In fact the S3 Console also uses CloudWatch Metrics for those fancy graphs; and now, with the raw data in hand, you can do much, much more!

A megabyte-scale usage summary of all your buckets, perhaps?

for bucket in `aws s3api list-buckets --query 'Buckets[*].Name' --output text`; do
    size=$(aws cloudwatch get-metric-statistics \
        --namespace AWS/S3 \
        --start-time $(date -d @$((($(date +%s)-86400))) +%F)T00:00:00 \
        --end-time $(date +%F)T00:00:00 \
        --period 86400 \
        --metric-name BucketSizeBytes --dimensions Name=StorageType,Value=StandardStorage Name=BucketName,Value=$bucket \
        --statistics Average \
        --output text --query 'Datapoints[0].Average')
    if [ $size = "None" ]; then size=0; fi
    printf "%8.3f  %s\n" $(echo $size/1048576 | bc -l) $bucket
done

AWS CloudWatch (LogicMonitor)

Empty buckets don't report anything, hence the special logic for None.

Data transfer counts!

S3 also charges you for actual data transfer out of the original AWS region where the bucket is located.

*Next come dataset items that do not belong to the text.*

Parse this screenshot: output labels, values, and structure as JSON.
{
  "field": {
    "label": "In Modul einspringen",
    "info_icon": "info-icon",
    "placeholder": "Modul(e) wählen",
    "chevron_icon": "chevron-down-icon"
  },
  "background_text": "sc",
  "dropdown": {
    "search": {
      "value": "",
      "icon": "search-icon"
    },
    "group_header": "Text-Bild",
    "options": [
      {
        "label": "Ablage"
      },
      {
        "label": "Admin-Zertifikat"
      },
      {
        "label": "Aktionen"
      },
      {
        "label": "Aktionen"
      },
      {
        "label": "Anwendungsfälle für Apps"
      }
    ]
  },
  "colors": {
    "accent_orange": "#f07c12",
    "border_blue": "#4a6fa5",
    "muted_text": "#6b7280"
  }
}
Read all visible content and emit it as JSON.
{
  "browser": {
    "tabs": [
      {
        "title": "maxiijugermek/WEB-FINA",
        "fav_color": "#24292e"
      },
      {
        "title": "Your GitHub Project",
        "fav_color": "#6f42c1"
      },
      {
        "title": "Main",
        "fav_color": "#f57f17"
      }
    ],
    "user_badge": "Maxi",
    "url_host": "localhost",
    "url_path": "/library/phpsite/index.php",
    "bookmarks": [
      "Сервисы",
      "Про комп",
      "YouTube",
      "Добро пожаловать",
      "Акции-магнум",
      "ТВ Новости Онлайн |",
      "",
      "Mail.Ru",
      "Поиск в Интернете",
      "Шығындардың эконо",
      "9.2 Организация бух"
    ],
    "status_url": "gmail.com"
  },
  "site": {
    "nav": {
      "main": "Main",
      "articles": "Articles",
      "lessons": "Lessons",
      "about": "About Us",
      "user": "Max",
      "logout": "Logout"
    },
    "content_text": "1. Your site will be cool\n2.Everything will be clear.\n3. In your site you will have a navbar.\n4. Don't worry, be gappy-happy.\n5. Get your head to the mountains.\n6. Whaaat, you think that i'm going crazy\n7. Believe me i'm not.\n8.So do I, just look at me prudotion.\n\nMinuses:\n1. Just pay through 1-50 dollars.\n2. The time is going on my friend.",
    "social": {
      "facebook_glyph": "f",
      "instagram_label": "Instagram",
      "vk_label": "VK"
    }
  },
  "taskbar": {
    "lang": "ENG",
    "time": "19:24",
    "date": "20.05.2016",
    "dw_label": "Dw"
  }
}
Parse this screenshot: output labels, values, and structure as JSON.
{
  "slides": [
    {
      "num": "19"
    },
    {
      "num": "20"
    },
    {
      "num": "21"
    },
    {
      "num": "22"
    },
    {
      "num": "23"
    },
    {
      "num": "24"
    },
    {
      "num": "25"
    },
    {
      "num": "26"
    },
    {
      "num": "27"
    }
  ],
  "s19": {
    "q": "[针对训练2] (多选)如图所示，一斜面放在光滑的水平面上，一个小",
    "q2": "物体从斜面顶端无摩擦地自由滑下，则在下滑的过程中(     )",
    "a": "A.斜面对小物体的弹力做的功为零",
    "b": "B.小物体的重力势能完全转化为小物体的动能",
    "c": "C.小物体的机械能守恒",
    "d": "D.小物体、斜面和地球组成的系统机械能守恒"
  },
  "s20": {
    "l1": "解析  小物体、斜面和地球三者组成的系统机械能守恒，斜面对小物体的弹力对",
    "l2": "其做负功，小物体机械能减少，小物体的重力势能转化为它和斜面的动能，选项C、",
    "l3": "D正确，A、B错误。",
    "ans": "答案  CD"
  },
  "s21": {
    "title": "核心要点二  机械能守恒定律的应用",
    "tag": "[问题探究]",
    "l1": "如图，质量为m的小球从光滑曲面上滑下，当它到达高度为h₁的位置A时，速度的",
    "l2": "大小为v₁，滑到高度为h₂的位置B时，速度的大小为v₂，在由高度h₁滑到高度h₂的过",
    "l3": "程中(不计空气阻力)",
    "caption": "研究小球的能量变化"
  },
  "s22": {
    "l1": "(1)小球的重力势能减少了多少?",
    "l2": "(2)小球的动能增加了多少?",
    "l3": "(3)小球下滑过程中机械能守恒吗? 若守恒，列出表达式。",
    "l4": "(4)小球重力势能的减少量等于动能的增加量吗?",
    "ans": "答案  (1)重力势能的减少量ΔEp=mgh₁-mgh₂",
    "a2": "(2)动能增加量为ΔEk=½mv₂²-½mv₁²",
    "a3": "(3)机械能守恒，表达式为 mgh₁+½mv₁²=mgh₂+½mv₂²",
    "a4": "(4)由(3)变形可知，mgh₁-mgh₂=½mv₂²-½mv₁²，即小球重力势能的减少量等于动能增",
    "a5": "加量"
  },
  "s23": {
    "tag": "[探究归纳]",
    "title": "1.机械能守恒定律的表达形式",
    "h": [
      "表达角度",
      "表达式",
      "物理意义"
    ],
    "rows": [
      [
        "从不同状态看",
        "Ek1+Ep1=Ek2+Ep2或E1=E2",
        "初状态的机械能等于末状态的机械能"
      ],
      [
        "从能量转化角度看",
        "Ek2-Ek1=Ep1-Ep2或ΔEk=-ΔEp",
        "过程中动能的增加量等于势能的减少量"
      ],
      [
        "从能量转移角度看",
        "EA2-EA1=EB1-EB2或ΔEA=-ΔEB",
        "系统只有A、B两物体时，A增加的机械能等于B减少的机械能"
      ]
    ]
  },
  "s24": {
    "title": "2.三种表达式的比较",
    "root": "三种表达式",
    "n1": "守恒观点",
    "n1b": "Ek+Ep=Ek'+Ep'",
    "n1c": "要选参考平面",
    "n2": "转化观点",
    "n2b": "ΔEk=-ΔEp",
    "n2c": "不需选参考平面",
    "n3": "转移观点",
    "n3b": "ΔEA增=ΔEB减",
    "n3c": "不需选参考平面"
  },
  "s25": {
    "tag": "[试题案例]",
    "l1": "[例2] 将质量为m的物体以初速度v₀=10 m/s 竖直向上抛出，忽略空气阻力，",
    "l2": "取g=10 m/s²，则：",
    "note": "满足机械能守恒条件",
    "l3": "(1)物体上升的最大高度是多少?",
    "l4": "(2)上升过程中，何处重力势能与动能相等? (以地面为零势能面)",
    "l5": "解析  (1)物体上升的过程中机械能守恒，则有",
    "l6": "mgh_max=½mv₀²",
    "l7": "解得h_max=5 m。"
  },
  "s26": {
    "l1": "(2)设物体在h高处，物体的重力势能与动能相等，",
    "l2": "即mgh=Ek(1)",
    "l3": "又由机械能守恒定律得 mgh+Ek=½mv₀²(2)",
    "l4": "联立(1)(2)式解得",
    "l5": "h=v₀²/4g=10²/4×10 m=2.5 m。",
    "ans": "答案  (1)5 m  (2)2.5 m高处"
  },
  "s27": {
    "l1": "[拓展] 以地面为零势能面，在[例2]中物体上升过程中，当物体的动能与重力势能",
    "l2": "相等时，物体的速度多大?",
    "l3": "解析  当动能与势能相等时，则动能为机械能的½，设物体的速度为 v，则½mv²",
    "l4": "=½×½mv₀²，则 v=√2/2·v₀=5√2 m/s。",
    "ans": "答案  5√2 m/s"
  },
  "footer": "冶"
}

Host compute on the same zone

If you intend to read from/write to S3 from within AWS (e.g. EC2 or Lambda), try to keep the S3 bucket and the compute instance in the same AWS region. S3 does not charge for data transfers within the same region, so you can save bandwidth costs big time. (This applies to some other AWS services as well.)

Matchmaking with CloudFront

CloudFront is global, and it has to pull updates from S3 periodically. Co-locating your S3 bucket with the CloudFront region where the most client traffic is observed, could reduce cross-region transfer costs; and result in good savings on both ends.

Gzip, and others from the bag of tricks

User-agents (fancy word for browsers and other HTTP clients) accessing your content are usually aware of content encoding. You can gain good savings as well as speedup and performance improvements, by compressing your S3 artifacts (if not already compressed).

When uploading compressed content, remember to specify the Content-Encoding (via the --content-encoding flag) so that the caller will know it is compressed:

aws s3 cp --acl public-read --content-encoding gzip {your-local-file} s3://{your-s3-bucket}/upload/path

If you're using CloudFront or another CDN in front of S3, it will be able to compress some content for you; however, generally only the well-known ones (.js, .css etc.). A good example is .js.map and .css.map files, commonly found in debug-mode webapps; while CloudFront would compress the .js it would serve the .js.map file uncompressed. By storing the .js.map file compressed on S3 side, storage and transfer overhead will drop dramatically; often by 5-10 times.

gzip FTW! (ICanHasCheezeBurger)

In closing

In the end, it all boils down to identifying hot spots in your S3 bill - whether storage, API calls or transfers, and on which buckets. Once you have the facts, you can employ your S3-fu to chop down the bill.

And the results would often be more impressive than you thought.